Program İndirme: Makineniz hep güncel, hep “yenilikte” 

Siemens iQ500 Çamaşır ve Kurutma makinesi, güncel yeni programları kolayca indirip tek dokunuşla kullanabilirsiniz. İhtiyaç değiştikçe çamaşır makineniz de sizinle birlikte kendini güncelliyor. Siemens’in en sevilen yanlarından biri, cihazların statik kalmaması. Yani bugün aldığınız çamaşır makinesi birkaç yıl sonra bile yeni özellikler kazanabiliyor. 



Siemens Home Connect üzerinden cihaza özel yeni yıkama ve kurutma programları indirebiliyorsunuz. Mevsimsel ihtiyaçlar, moda olan yeni kumaş türleri, spor kıyafetlerin gelişmesi… Ne değişirse değişsin, makineniz hep güncel kalıyor. 

Tıpkı telefonunuza uygulama güncellemesi indirir gibi çamaşır ve kurutma makineniz de güncellemelerle değişen yaşam tarzınıza ayak uyduruyor. 

Akıllı deterjan yönetimi: i-Dos ile her yıkamada doğru ölçü 

Makineyi tamamen doldurunca veya tek parça kıyafeti makineye attığınızda ne kadar deterjan koyacağınızı bilemiyor olabilirsiniz. İşte tam bu noktada i-Dos Deterjan Tarama teknolojisi devreye giriyor. Siemens Home Connect üzerinden şişelerin barkodunu okutup su sertliği ve deterjan yoğunluğunu makineye iletiyor, i-Dos ise her yıkamada doğru miktarı otomatik olarak ayarlıyor. Üstelik Siemens Home Connect uygulaması, deterjan seviyesini takip ederek deterjanınız tükenmeden önce size haber veriyor. Tek yapmanız gereken uygulamayı telefonunuza yüklemek ve çamaşır makinenizi uygulamaya bağlamak. 

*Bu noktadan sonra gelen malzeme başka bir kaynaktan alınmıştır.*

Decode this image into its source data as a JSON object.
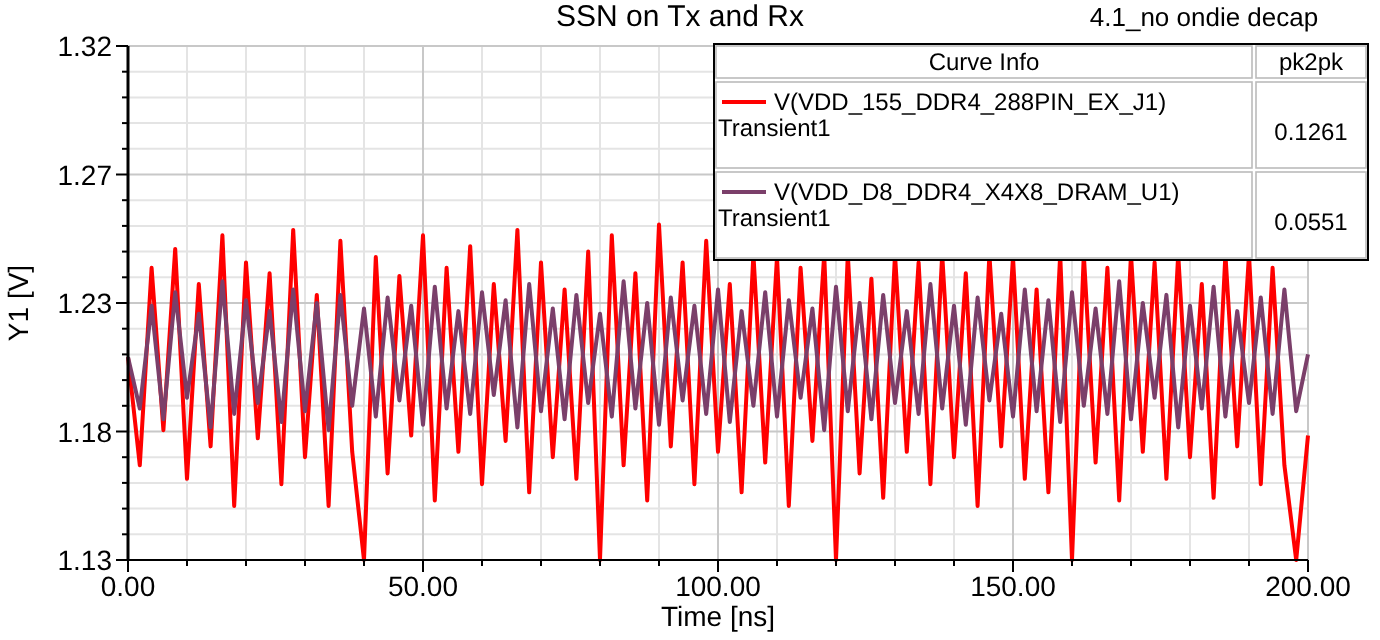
{
  "chart_data": {
    "type": "line",
    "title": "SSN on Tx and Rx",
    "xlabel": "Time [ns]",
    "ylabel": "Y1 [V]",
    "annotations": [
      "4.1_no ondie decap",
      "Curve Info",
      "pk2pk",
      "0.1261",
      "0.0551"
    ],
    "x": [
      0,
      2,
      4,
      6,
      8,
      10,
      12,
      14,
      16,
      18,
      20,
      22,
      24,
      26,
      28,
      30,
      32,
      34,
      36,
      38,
      40,
      42,
      44,
      46,
      48,
      50,
      52,
      54,
      56,
      58,
      60,
      62,
      64,
      66,
      68,
      70,
      72,
      74,
      76,
      78,
      80,
      82,
      84,
      86,
      88,
      90,
      92,
      94,
      96,
      98,
      100,
      102,
      104,
      106,
      108,
      110,
      112,
      114,
      116,
      118,
      120,
      122,
      124,
      126,
      128,
      130,
      132,
      134,
      136,
      138,
      140,
      142,
      144,
      146,
      148,
      150,
      152,
      154,
      156,
      158,
      160,
      162,
      164,
      166,
      168,
      170,
      172,
      174,
      176,
      178,
      180,
      182,
      184,
      186,
      188,
      190,
      192,
      194,
      196,
      198,
      200
    ],
    "series": [
      {
        "name": "V(VDD_155_DDR4_288PIN_EX_J1) Transient1",
        "color": "#ff0000",
        "values": [
          1.205,
          1.165,
          1.238,
          1.178,
          1.245,
          1.16,
          1.232,
          1.172,
          1.25,
          1.15,
          1.24,
          1.175,
          1.236,
          1.158,
          1.252,
          1.168,
          1.228,
          1.15,
          1.248,
          1.17,
          1.13,
          1.242,
          1.162,
          1.235,
          1.176,
          1.25,
          1.152,
          1.238,
          1.17,
          1.246,
          1.158,
          1.232,
          1.174,
          1.252,
          1.155,
          1.24,
          1.168,
          1.23,
          1.16,
          1.244,
          1.13,
          1.25,
          1.165,
          1.236,
          1.152,
          1.254,
          1.172,
          1.24,
          1.158,
          1.248,
          1.17,
          1.232,
          1.155,
          1.243,
          1.166,
          1.242,
          1.15,
          1.238,
          1.174,
          1.243,
          1.13,
          1.243,
          1.162,
          1.234,
          1.153,
          1.243,
          1.17,
          1.24,
          1.158,
          1.243,
          1.168,
          1.236,
          1.15,
          1.243,
          1.172,
          1.242,
          1.16,
          1.23,
          1.155,
          1.243,
          1.13,
          1.243,
          1.166,
          1.238,
          1.152,
          1.243,
          1.17,
          1.24,
          1.16,
          1.243,
          1.168,
          1.232,
          1.153,
          1.243,
          1.172,
          1.243,
          1.158,
          1.238,
          1.165,
          1.13,
          1.176
        ]
      },
      {
        "name": "V(VDD_D8_DDR4_X4X8_DRAM_U1) Transient1",
        "color": "#7b3f6a",
        "values": [
          1.205,
          1.186,
          1.224,
          1.182,
          1.229,
          1.19,
          1.221,
          1.179,
          1.233,
          1.184,
          1.226,
          1.188,
          1.222,
          1.181,
          1.23,
          1.185,
          1.225,
          1.178,
          1.228,
          1.187,
          1.223,
          1.183,
          1.227,
          1.189,
          1.224,
          1.18,
          1.231,
          1.186,
          1.222,
          1.184,
          1.229,
          1.191,
          1.226,
          1.179,
          1.232,
          1.185,
          1.223,
          1.182,
          1.228,
          1.188,
          1.221,
          1.183,
          1.233,
          1.186,
          1.225,
          1.18,
          1.227,
          1.189,
          1.224,
          1.184,
          1.23,
          1.181,
          1.222,
          1.187,
          1.229,
          1.183,
          1.226,
          1.19,
          1.223,
          1.178,
          1.231,
          1.185,
          1.225,
          1.182,
          1.228,
          1.188,
          1.222,
          1.184,
          1.232,
          1.186,
          1.224,
          1.18,
          1.227,
          1.189,
          1.221,
          1.183,
          1.23,
          1.185,
          1.226,
          1.181,
          1.229,
          1.187,
          1.223,
          1.184,
          1.233,
          1.182,
          1.225,
          1.19,
          1.228,
          1.179,
          1.224,
          1.186,
          1.231,
          1.183,
          1.222,
          1.188,
          1.227,
          1.184,
          1.23,
          1.185,
          1.206
        ]
      }
    ],
    "xlim": [
      0,
      200
    ],
    "xticks": [
      {
        "value": 0,
        "label": "0.00"
      },
      {
        "value": 50,
        "label": "50.00"
      },
      {
        "value": 100,
        "label": "100.00"
      },
      {
        "value": 150,
        "label": "150.00"
      },
      {
        "value": 200,
        "label": "200.00"
      }
    ],
    "ylim": [
      1.13,
      1.32
    ],
    "yticks": [
      {
        "value": 1.13,
        "label": "1.13"
      },
      {
        "value": 1.1775,
        "label": "1.18"
      },
      {
        "value": 1.225,
        "label": "1.23"
      },
      {
        "value": 1.2725,
        "label": "1.27"
      },
      {
        "value": 1.32,
        "label": "1.32"
      }
    ],
    "grid": true,
    "legend": "top right",
    "line_style": "solid"
  }
}
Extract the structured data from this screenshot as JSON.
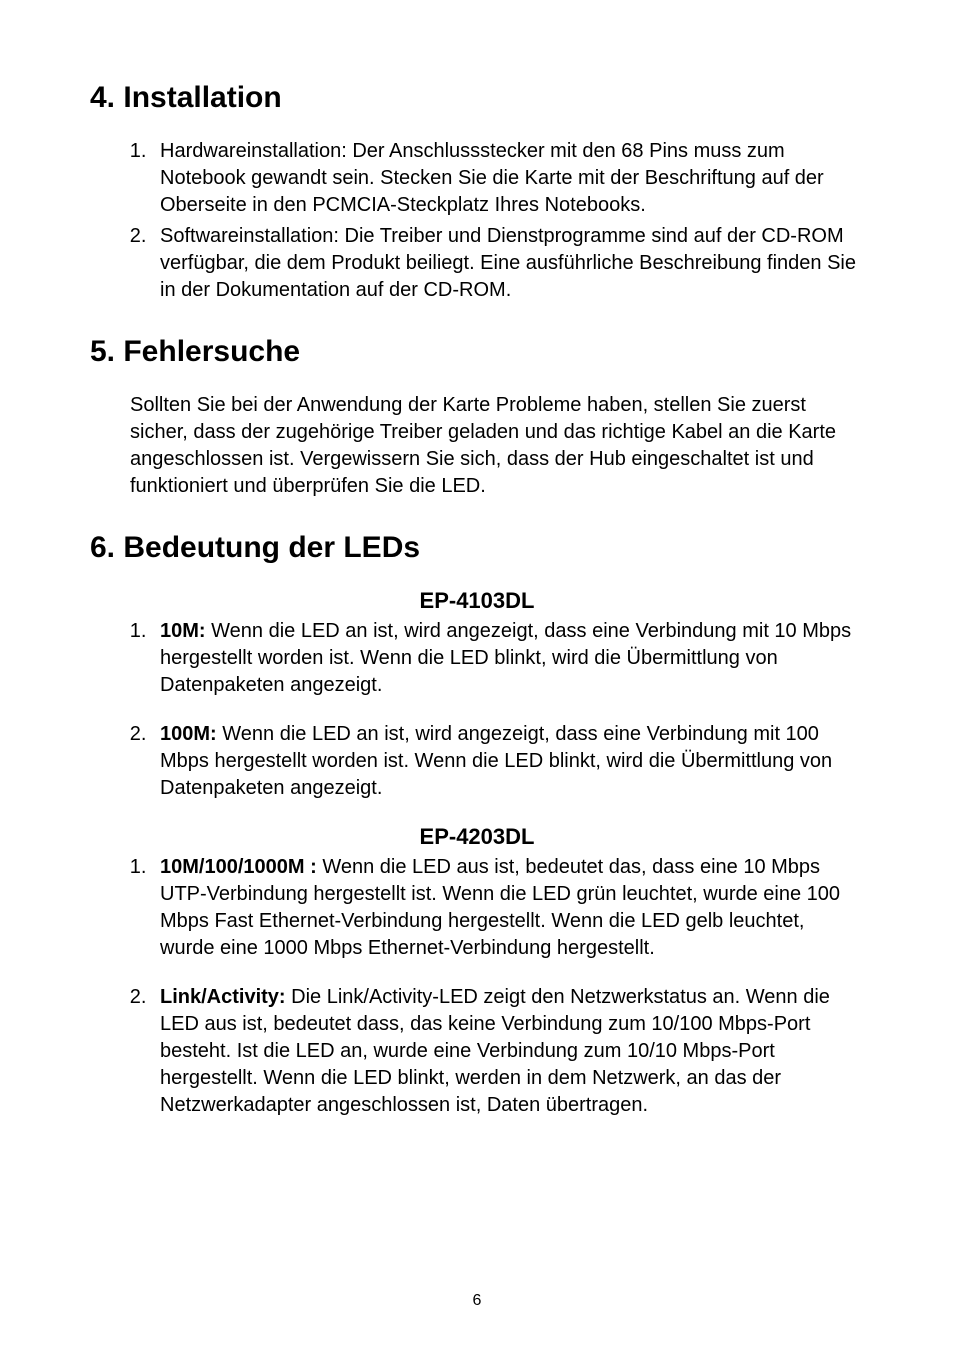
{
  "page": {
    "number": "6",
    "background_color": "#ffffff",
    "text_color": "#000000",
    "font_family": "Arial"
  },
  "sections": {
    "installation": {
      "heading": "4. Installation",
      "items": [
        "Hardwareinstallation: Der Anschlussstecker mit den 68 Pins muss zum Notebook gewandt sein. Stecken Sie die Karte mit der Beschriftung auf der Oberseite in den PCMCIA-Steckplatz Ihres Notebooks.",
        "Softwareinstallation: Die Treiber und Dienstprogramme sind auf der CD-ROM verfügbar, die dem Produkt beiliegt. Eine ausführliche Beschreibung finden Sie in der Dokumentation auf der CD-ROM."
      ]
    },
    "troubleshooting": {
      "heading": "5. Fehlersuche",
      "paragraph": "Sollten Sie bei der Anwendung der Karte Probleme haben, stellen Sie zuerst sicher, dass der zugehörige Treiber geladen und das richtige Kabel an die Karte angeschlossen ist. Vergewissern Sie sich, dass der Hub eingeschaltet ist und funktioniert und überprüfen Sie die LED."
    },
    "leds": {
      "heading": "6. Bedeutung der LEDs",
      "product1": {
        "name": "EP-4103DL",
        "items": [
          {
            "label": "10M:",
            "text": " Wenn die LED an ist, wird angezeigt, dass eine Verbindung mit 10 Mbps hergestellt worden ist. Wenn die LED blinkt, wird die Übermittlung von Datenpaketen angezeigt."
          },
          {
            "label": "100M:",
            "text": " Wenn die LED an ist, wird angezeigt, dass eine Verbindung mit 100 Mbps hergestellt worden ist. Wenn die LED blinkt, wird die Übermittlung von Datenpaketen angezeigt."
          }
        ]
      },
      "product2": {
        "name": "EP-4203DL",
        "items": [
          {
            "label": "10M/100/1000M :",
            "text": " Wenn die LED aus ist, bedeutet das, dass eine 10 Mbps UTP-Verbindung hergestellt ist. Wenn die LED grün leuchtet, wurde eine 100 Mbps Fast Ethernet-Verbindung hergestellt. Wenn die LED gelb leuchtet, wurde eine 1000 Mbps Ethernet-Verbindung hergestellt."
          },
          {
            "label": "Link/Activity:",
            "text": " Die Link/Activity-LED zeigt den Netzwerkstatus an. Wenn die LED aus ist, bedeutet dass, das keine Verbindung zum 10/100 Mbps-Port besteht. Ist die LED an, wurde eine Verbindung zum 10/10 Mbps-Port hergestellt. Wenn die LED blinkt, werden in dem Netzwerk, an das der Netzwerkadapter angeschlossen ist, Daten übertragen."
          }
        ]
      }
    }
  }
}
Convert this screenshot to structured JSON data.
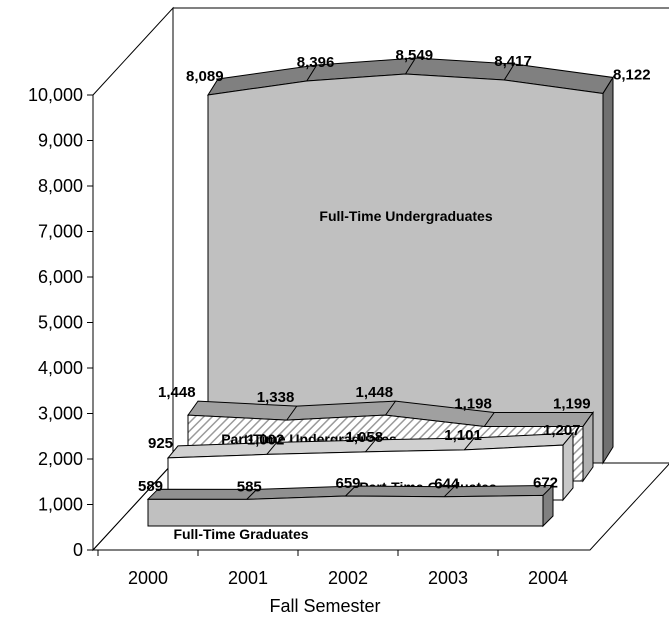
{
  "chart_data": {
    "type": "area",
    "title": "",
    "xlabel": "Fall Semester",
    "ylabel": "",
    "categories": [
      "2000",
      "2001",
      "2002",
      "2003",
      "2004"
    ],
    "ylim": [
      0,
      10000
    ],
    "yticks": [
      "0",
      "1,000",
      "2,000",
      "3,000",
      "4,000",
      "5,000",
      "6,000",
      "7,000",
      "8,000",
      "9,000",
      "10,000"
    ],
    "grid": false,
    "legend": "none",
    "series": [
      {
        "name": "Full-Time Undergraduates",
        "values": [
          8089,
          8396,
          8549,
          8417,
          8122
        ],
        "labels": [
          "8,089",
          "8,396",
          "8,549",
          "8,417",
          "8,122"
        ],
        "fill": "#c0c0c0",
        "top": "#808080",
        "side": "#707070",
        "pattern": "solid"
      },
      {
        "name": "Part-Time Undergraduates",
        "values": [
          1448,
          1338,
          1448,
          1198,
          1199
        ],
        "labels": [
          "1,448",
          "1,338",
          "1,448",
          "1,198",
          "1,199"
        ],
        "fill": "#d8d8d8",
        "top": "#a0a0a0",
        "side": "#b0b0b0",
        "pattern": "hatch"
      },
      {
        "name": "Part-Time Graduates",
        "values": [
          925,
          1002,
          1058,
          1101,
          1207
        ],
        "labels": [
          "925",
          "1,002",
          "1,058",
          "1,101",
          "1,207"
        ],
        "fill": "#ffffff",
        "top": "#d0d0d0",
        "side": "#c8c8c8",
        "pattern": "solid"
      },
      {
        "name": "Full-Time Graduates",
        "values": [
          589,
          585,
          659,
          644,
          672
        ],
        "labels": [
          "589",
          "585",
          "659",
          "644",
          "672"
        ],
        "fill": "#c0c0c0",
        "top": "#909090",
        "side": "#808080",
        "pattern": "solid"
      }
    ]
  }
}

stainRemoval teknolojisi: Zorlu lekelerle inatlaşmayı unutun 

Çay, yağ, makyaj, çikolata lekeleri… Gün içinde fark etmeden üzerinize bulaşan lekeler artık kâbus olmaktan çıkıyor. Siemens iQ500 çamaşır makinesi ile stainRemoval teknolojisi devreye giriyor. Tek bir dokunuşla çay, yağ, kozmetik veya günlük hayatta karşılaştığınız diğer zor lekeler için özel programları aktif edebilirsiniz. 

Siemens Home Connect uygulaması sayesinde daha fazla leke türünü ve bunlar için geliştirilmiş özel programları keşfetmek de mümkün. Yani sadece “lekeyi çıkar” demekle kalmıyor, sizin için en doğru yıkama programını da otomatik olarak öneriyor. Böylece hem lekelerle uğraşmak zorunda kalmıyor hem de giysilerinizin ömrünü koruyorsunuz. 

Artık çocuğunuza yemek yedirirken dökülen yemek lekeleri, kahve kazaları ya da mutfakta sıçrayan yağ lekeleri sizi endişelendirmiyor. stainRemoval, günlük hayatın getirdiği küçük sürprizlere karşı en güvenilir yardımcınız oluyor. 

Siemens iQ500 çamaşır ve kurutma makineleri, artık sadece kıyafetlerinizi temizleyen makineler değil; size zaman, konfor ve güven veren akıllı iş ortaklarınızdır. Ütüye harcadığınız vakti kendinize ayırın, lekelerle uğraşmayı unutun ve teknolojinin yaşam alanınıza uyumunun keyfini yaşayın.

*Bu yazı Siemens’in katkılarıyla hazırlanmıştır.